Xu Dong, Li Hao, Su Fanghui, Qiu Sizheng, Tong Huixia, Huang Meifeng, Yao Jianzhong
Department of Neuroelectrophysiology, Anyang People's Hospital, Anyang, China.
Shenzhen Institute for Advanced Study, University of Electronic Science and Technology of China, Shenzhen, China.
Front Neurol. 2024 Oct 16;15:1394435. doi: 10.3389/fneur.2024.1394435. eCollection 2024.
The diagnosis of intracranial atherosclerotic stenosis (ICAS) is of great significance for the prevention of stroke. Deep learning (DL)-based artificial intelligence techniques may aid in the diagnosis. The study aimed to identify ICAS in the middle cerebral artery (MCA) based on a modified DL model.
This retrospective study included two datasets. Dataset1 consisted of 3,068 transcranial Doppler (TCD) images of the MCA from 1,729 patients, which were assessed as normal or stenosis by three physicians with varying levels of experience, in conjunction with other medical imaging data. The data were used to improve and train the VGG16 models. Dataset2 consisted of TCD images of 90 people who underwent physical examination, which were used to verify the robustness of the model and compare the consistency between the model and human physicians.

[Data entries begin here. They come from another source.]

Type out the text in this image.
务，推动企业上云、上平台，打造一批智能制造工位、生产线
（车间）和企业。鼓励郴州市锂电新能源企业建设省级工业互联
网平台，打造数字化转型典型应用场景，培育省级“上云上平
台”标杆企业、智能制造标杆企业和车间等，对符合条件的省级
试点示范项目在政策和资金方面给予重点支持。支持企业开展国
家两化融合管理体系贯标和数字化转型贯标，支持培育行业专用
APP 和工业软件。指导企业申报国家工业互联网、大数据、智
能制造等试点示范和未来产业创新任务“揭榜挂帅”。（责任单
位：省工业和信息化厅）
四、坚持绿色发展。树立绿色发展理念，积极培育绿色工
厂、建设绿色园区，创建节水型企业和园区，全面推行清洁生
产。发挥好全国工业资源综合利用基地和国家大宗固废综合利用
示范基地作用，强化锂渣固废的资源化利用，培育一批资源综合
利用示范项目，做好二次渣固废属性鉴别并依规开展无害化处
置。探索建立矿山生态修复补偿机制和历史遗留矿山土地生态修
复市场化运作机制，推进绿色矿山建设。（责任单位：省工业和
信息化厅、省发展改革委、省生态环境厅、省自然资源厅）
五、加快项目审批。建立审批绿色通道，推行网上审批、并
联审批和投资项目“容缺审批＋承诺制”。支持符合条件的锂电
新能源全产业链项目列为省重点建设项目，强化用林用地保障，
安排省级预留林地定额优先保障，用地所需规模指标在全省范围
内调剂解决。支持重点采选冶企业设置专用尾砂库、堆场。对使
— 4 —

The accuracy, precision, specificity, sensitivity, and area under curve (AUC) of the best model VGG16 + Squeeze-and-Excitation (SE) + skip connection (SC) on dataset1 reached 85.67 ± 0.43(%),87.23 ± 1.17(%),87.73 ± 1.47(%),83.60 ± 1.60(%), and 0.857 ± 0.004, while those of dataset2 were 93.70 ± 2.80(%),62.65 ± 11.27(%),93.00 ± 3.11(%),100.00 ± 0.00(%), and 0.965 ± 0.016. The kappa coefficient showed that it reached the recognition level of senior doctors.
The improved DL model has a good diagnostic effect for MCV stenosis in TCD images and is expected to help in ICAS screening.

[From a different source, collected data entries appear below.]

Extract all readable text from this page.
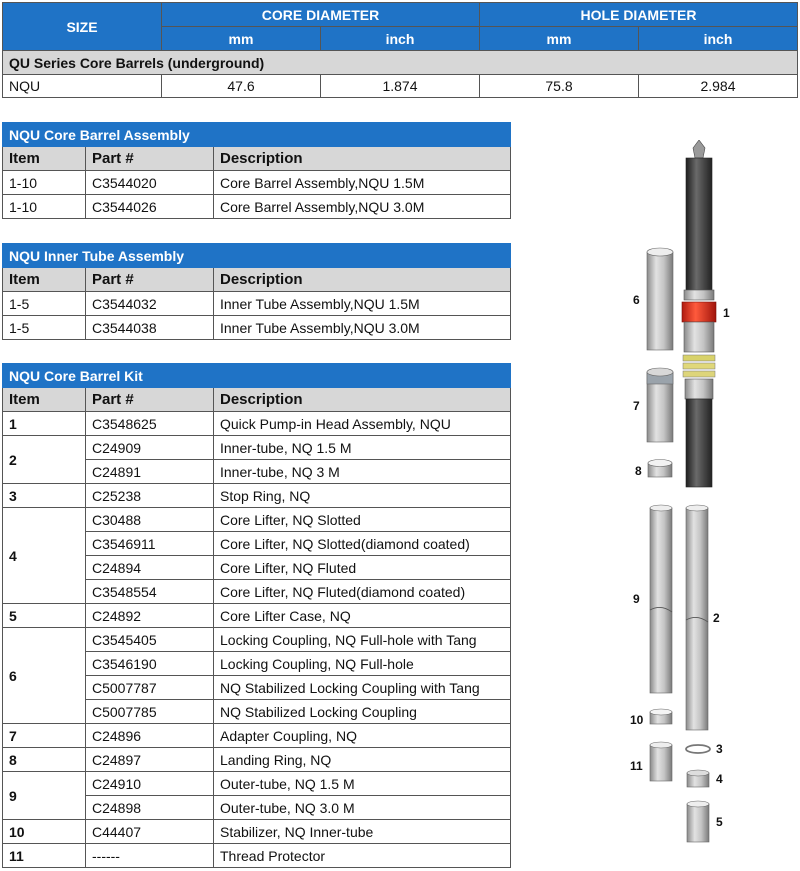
SIZE	CORE DIAMETER		HOLE DIAMETER	
	mm	inch	mm	inch
QU Series Core Barrels (underground)				
NQU	47.6	1.874	75.8	2.984
NQU Core Barrel Assembly		
Item	Part #	Description
1-10	C3544020	Core Barrel Assembly,NQU 1.5M
1-10	C3544026	Core Barrel Assembly,NQU 3.0M
NQU Inner Tube Assembly		
Item	Part #	Description
1-5	C3544032	Inner Tube Assembly,NQU 1.5M
1-5	C3544038	Inner Tube Assembly,NQU 3.0M
NQU Core Barrel Kit		
Item	Part #	Description
1	C3548625	Quick Pump-in Head Assembly, NQU
2	C24909	Inner-tube, NQ 1.5 M
	C24891	Inner-tube, NQ 3 M
3	C25238	Stop Ring, NQ
4	C30488	Core Lifter, NQ Slotted
	C3546911	Core Lifter, NQ Slotted(diamond coated)
	C24894	Core Lifter, NQ Fluted
	C3548554	Core Lifter, NQ Fluted(diamond coated)
5	C24892	Core Lifter Case, NQ
6	C3545405	Locking Coupling, NQ Full-hole with Tang
	C3546190	Locking Coupling, NQ Full-hole
	C5007787	NQ Stabilized Locking Coupling with Tang
	C5007785	NQ Stabilized Locking Coupling
7	C24896	Adapter Coupling, NQ
8	C24897	Landing Ring, NQ
9	C24910	Outer-tube, NQ 1.5 M
	C24898	Outer-tube, NQ 3.0 M
10	C44407	Stabilizer, NQ Inner-tube
11	------	Thread Protector
6
1
7
8
9
2
10
3
11
4
5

颅内动脉粥样硬化性狭窄(ICAS)的诊断对于预防中风具有重要意义。基于深度学习(DL)的人工智能技术可能有助于诊断。本研究旨在基于改进的DL模型识别大脑中动脉(MCA)中的ICAS。
这项回顾性研究包括两个数据集。数据集1由来自1729名患者的3068张MCA的经颅多普勒(TCD)图像组成,由三名经验水平不同的医生结合其他医学影像数据将其评估为正常或狭窄。这些数据用于改进和训练VGG16模型。数据集2由90名接受体检者的TCD图像组成,用于验证模型的稳健性并比较模型与人类医生之间的一致性。

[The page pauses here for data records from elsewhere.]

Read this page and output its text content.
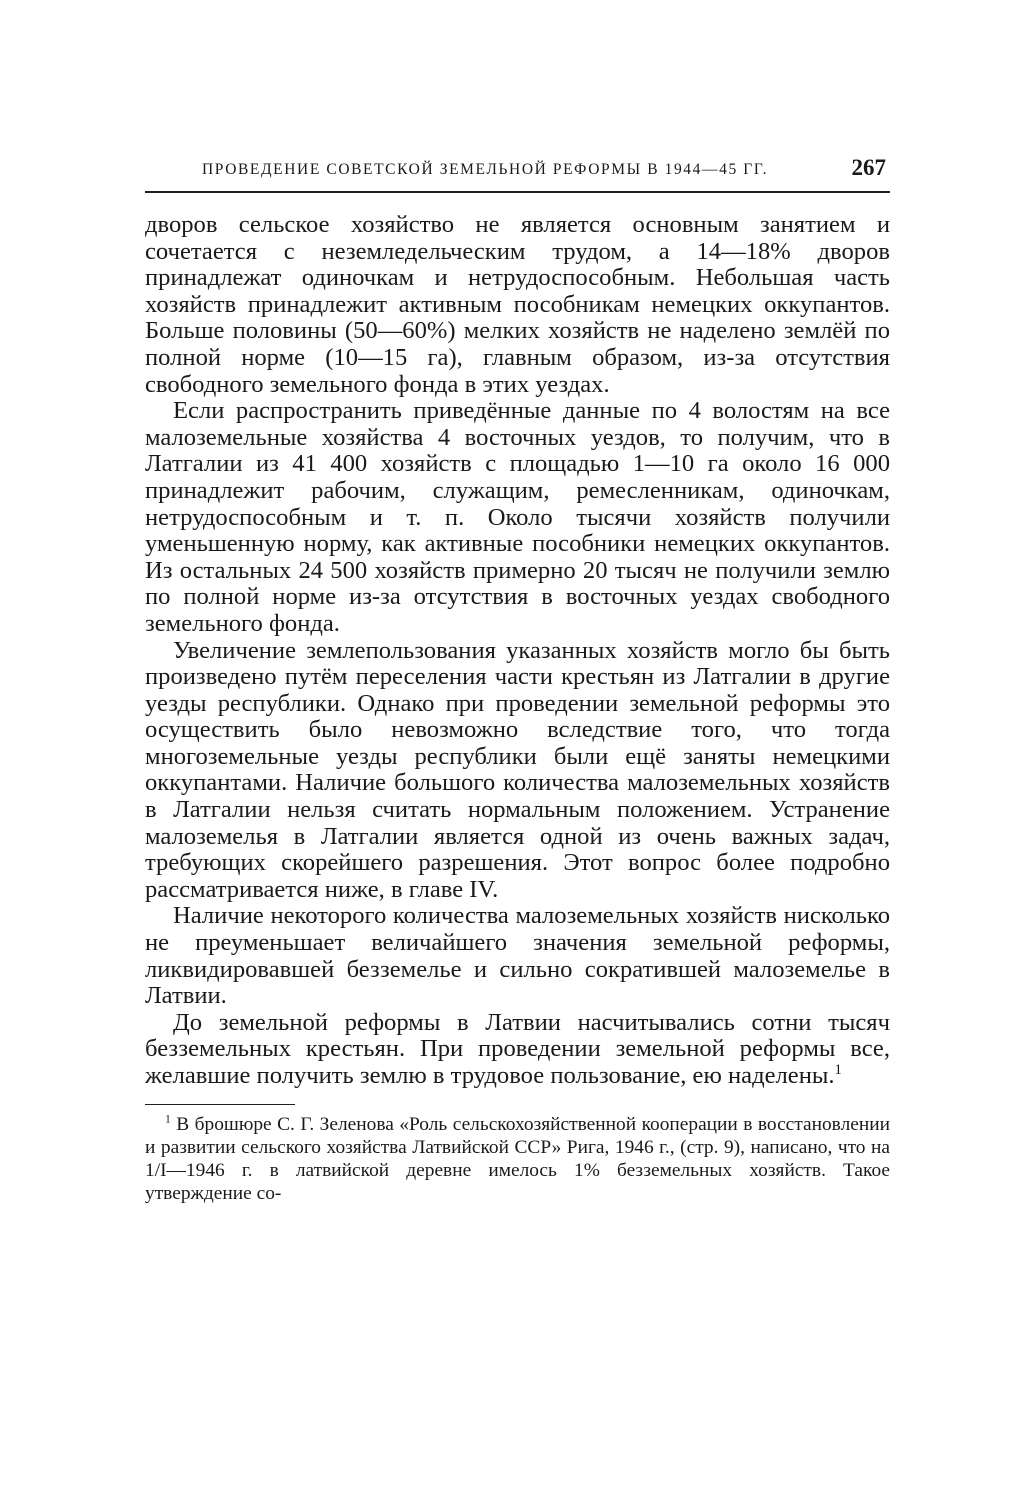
ПРОВЕДЕНИЕ СОВЕТСКОЙ ЗЕМЕЛЬНОЙ РЕФОРМЫ В 1944—45 ГГ.	267

дворов сельское хозяйство не является основным занятием и сочетается с неземледельческим трудом, а 14—18% дворов принадлежат одиночкам и нетрудоспособным. Небольшая часть хозяйств принадлежит активным пособникам немецких оккупантов. Больше половины (50—60%) мелких хозяйств не наделено землёй по полной норме (10—15 га), главным образом, из-за отсутствия свободного земельного фонда в этих уездах.

Если распространить приведённые данные по 4 волостям на все малоземельные хозяйства 4 восточных уездов, то получим, что в Латгалии из 41 400 хозяйств с площадью 1—10 га около 16 000 принадлежит рабочим, служащим, ремесленникам, одиночкам, нетрудоспособным и т. п. Около тысячи хозяйств получили уменьшенную норму, как активные пособники немецких оккупантов. Из остальных 24 500 хозяйств примерно 20 тысяч не получили землю по полной норме из-за отсутствия в восточных уездах свободного земельного фонда.

Увеличение землепользования указанных хозяйств могло бы быть произведено путём переселения части крестьян из Латгалии в другие уезды республики. Однако при проведении земельной реформы это осуществить было невозможно вследствие того, что тогда многоземельные уезды республики были ещё заняты немецкими оккупантами. Наличие большого количества малоземельных хозяйств в Латгалии нельзя считать нормальным положением. Устранение малоземелья в Латгалии является одной из очень важных задач, требующих скорейшего разрешения. Этот вопрос более подробно рассматривается ниже, в главе IV.

Наличие некоторого количества малоземельных хозяйств нисколько не преуменьшает величайшего значения земельной реформы, ликвидировавшей безземелье и сильно сократившей малоземелье в Латвии.

До земельной реформы в Латвии насчитывались сотни тысяч безземельных крестьян. При проведении земельной реформы все, желавшие получить землю в трудовое пользование, ею наделены.$^1$

$^1$ В брошюре С. Г. Зеленова «Роль сельскохозяйственной кооперации в восстановлении и развитии сельского хозяйства Латвийской ССР» Рига, 1946 г., (стр. 9), написано, что на 1/I—1946 г. в латвийской деревне имелось 1% безземельных хозяйств. Такое утверждение со-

最佳模型VGG16+挤压激励(SE)+跳跃连接(SC)在数据集1上的准确率、精确率、特异性、敏感性和曲线下面积(AUC)分别达到85.67±0.43(%)、87.23±1.17(%)、87.73±1.47(%)、83.60±1.60(%)和0.857±0.004,而在数据集2上分别为93.70±2.80(%)、62.65±11.27(%)、93.00±3.11(%)、100.00±0.00(%)和0.965±0.016。kappa系数表明其达到了高级医生的识别水平。
改进后的DL模型对TCD图像中的MCV狭窄具有良好的诊断效果,有望有助于ICAS筛查。